The source code was released in 2009 under the Apache 2.0 software license on Google Code before being abandoned in 2010 to be repackaged as a web service called Readability.com, then discontinued in 2016. The main source code contributor was Chris Dary (@umbrae).
Most modern browsers still use one of the available forks of the Arc90 original implementation when displaying web pages in reading mode.
For a historical and detailed analysis of this topic, please read this excellent series of articles by Daniel Aleksandersen.
Add a dependency for the package:
go get -u github.com/giulianopz/go-readability
Get text content from a web page article:
package main
import (
"fmt"
"github.com/giulianopz/go-readability"
)
func main() {
var htmlSource = `<!DOCTYPE html>
<html>
<head>
<meta charset="utf-8" />
<title>
Redis will remain BSD licensed - <antirez>
</title>
<link href="/rss" rel="alternate" type="application/rss+xml" />
</head>
<body>
<div id="container">
<header>
<h1><a href="/"><antirez></a></h1>
</header>
<div id="content">
<section id="newslist">
<article data-news-id="120">
<h2><a href="/news/120">Redis will remain BSD licensed</a></h2>
</article>
</section>
<article class="comment" style="margin-left:0px" data-comment-id="120-" id="120-"><span class="info"><span
class="username"><a href="/user/antirez">antirez</a></span> 2095 days ago.
170643 views. </span>
<pre>Today a page about the new Common Clause license in the Redis Labs web site was interpreted as if Redis itself switched license. This is not the case, Redis is, and will remain, BSD licensed.
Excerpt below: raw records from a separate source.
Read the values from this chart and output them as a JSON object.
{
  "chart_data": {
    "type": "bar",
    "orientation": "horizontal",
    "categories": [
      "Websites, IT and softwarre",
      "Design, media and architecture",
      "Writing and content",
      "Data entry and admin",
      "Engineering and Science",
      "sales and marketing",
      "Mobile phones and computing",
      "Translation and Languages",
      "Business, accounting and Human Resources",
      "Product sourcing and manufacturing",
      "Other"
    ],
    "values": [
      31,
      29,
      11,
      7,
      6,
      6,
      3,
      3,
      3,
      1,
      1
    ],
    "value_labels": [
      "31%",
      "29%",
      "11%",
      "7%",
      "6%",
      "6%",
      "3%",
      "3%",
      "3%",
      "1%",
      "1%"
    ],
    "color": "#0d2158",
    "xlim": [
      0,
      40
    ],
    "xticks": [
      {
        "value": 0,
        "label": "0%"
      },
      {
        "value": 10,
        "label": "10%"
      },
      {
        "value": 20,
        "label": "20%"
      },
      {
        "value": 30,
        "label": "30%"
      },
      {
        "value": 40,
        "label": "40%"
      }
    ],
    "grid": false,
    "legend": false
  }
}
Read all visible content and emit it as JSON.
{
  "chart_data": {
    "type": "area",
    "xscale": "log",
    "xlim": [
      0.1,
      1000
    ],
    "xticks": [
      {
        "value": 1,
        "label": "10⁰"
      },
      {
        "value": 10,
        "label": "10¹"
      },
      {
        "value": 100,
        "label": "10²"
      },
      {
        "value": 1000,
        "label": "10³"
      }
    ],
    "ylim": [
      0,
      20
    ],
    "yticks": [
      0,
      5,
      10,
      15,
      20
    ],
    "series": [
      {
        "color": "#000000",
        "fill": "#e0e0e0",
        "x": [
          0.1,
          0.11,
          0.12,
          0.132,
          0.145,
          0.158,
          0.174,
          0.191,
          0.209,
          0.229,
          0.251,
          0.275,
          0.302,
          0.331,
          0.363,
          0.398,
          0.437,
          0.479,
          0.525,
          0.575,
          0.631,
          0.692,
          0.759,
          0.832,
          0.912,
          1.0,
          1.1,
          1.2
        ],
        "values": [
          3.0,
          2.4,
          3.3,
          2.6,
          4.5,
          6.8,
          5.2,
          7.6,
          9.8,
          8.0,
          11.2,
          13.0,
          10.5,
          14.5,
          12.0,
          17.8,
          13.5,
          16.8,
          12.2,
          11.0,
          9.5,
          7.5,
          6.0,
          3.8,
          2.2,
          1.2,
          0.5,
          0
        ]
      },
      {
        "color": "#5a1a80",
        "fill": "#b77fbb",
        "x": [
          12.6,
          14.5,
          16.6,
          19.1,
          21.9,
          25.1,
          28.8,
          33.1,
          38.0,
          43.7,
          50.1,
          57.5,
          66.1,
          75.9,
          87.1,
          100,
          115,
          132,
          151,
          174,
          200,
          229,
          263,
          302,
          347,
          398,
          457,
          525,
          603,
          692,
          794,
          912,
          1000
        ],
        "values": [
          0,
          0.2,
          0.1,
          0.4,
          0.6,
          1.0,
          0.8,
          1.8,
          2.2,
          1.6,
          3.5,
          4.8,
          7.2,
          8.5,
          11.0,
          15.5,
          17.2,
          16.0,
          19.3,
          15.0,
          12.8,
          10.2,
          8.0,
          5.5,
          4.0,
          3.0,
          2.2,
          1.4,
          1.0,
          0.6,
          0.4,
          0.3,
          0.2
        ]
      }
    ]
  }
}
However in the era of [edit] uncontrollable spreading of information, my attempts to provide the correct information failed, and I’m still seeing everywhere “Redis is no longer open source”. The reality is that Redis remains BSD, and actually Redis Labs did the right thing supporting my effort to keep the Redis core open as usually.
[...]
We at Redis Labs are sorry for the confusion generated by the Common Clause page, and my colleagues are working to fix the page with better wording.</pre>
</article>
</div>
</div>
</body>
</html>`
isReaderable := readability.IsProbablyReaderable(htmlSource)
fmt.Printf("Contains any text?: %t\n", isReaderable)
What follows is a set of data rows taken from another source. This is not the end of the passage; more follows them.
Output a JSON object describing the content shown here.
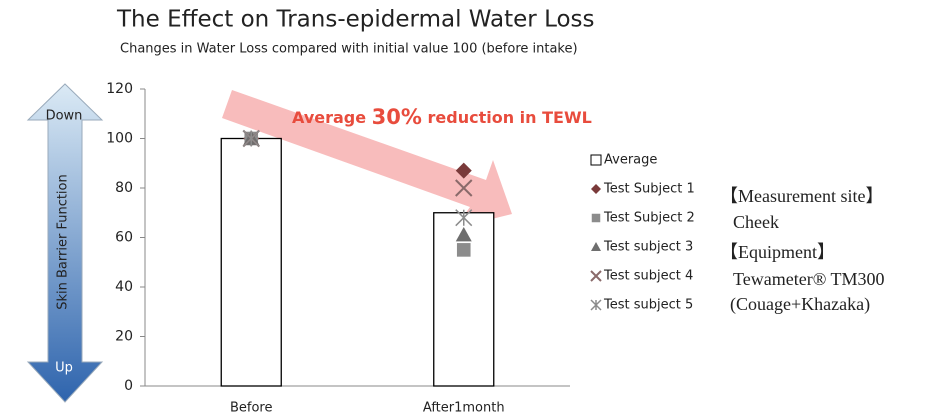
{
  "chart_data": {
    "type": "bar",
    "title": "The Effect on Trans-epidermal Water Loss",
    "subtitle": "Changes in Water Loss compared with initial value 100 (before intake)",
    "annotation": [
      "Average ",
      "30%",
      " reduction in TEWL"
    ],
    "side_arrow": {
      "top": "Down",
      "label": "Skin Barrier Function",
      "bottom": "Up"
    },
    "notes": [
      "【Measurement site】",
      "Cheek",
      "【Equipment】",
      "Tewameter® TM300",
      "(Couage+Khazaka)"
    ],
    "categories": [
      "Before",
      "After1month"
    ],
    "ylim": [
      0,
      120
    ],
    "yticks": [
      0,
      20,
      40,
      60,
      80,
      100,
      120
    ],
    "grid": false,
    "series": [
      {
        "name": "Average",
        "marker": "bar",
        "color": "#000000",
        "values": [
          100,
          70
        ]
      },
      {
        "name": "Test Subject 1",
        "marker": "diamond",
        "color": "#7a3a3a",
        "values": [
          100,
          87
        ]
      },
      {
        "name": "Test Subject 2",
        "marker": "square",
        "color": "#8c8c8c",
        "values": [
          100,
          55
        ]
      },
      {
        "name": "Test subject 3",
        "marker": "triangle",
        "color": "#6e6e6e",
        "values": [
          100,
          61
        ]
      },
      {
        "name": "Test subject 4",
        "marker": "x",
        "color": "#8a6a6a",
        "values": [
          100,
          80
        ]
      },
      {
        "name": "Test subject 5",
        "marker": "star",
        "color": "#8c8c8c",
        "values": [
          100,
          68
        ]
      }
    ]
  }
}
reader, err := readability.New(
htmlSource,
"http://antirez.com/news/120",
readability.ClassesToPreserve("caption"),
)
if err != nil {
panic(err)
}
result, err := reader.Parse()
if err != nil {
panic(err)
}
fmt.Printf("Title: %s\n", result.Title)
fmt.Printf("Author: %s\n", result.Byline)
fmt.Printf("Length: %d\n", result.Length)
fmt.Printf("Excerpt: %s\n", result.Excerpt)
fmt.Printf("SiteName: %s\n", result.SiteName)
fmt.Printf("Lang: %s\n", result.Lang)
fmt.Printf("PublishedTime: %s\n", result.PublishedTime)
fmt.Printf("Content: %s\n", result.Content)
fmt.Printf("TextContent: %s\n", result.TextContent)
}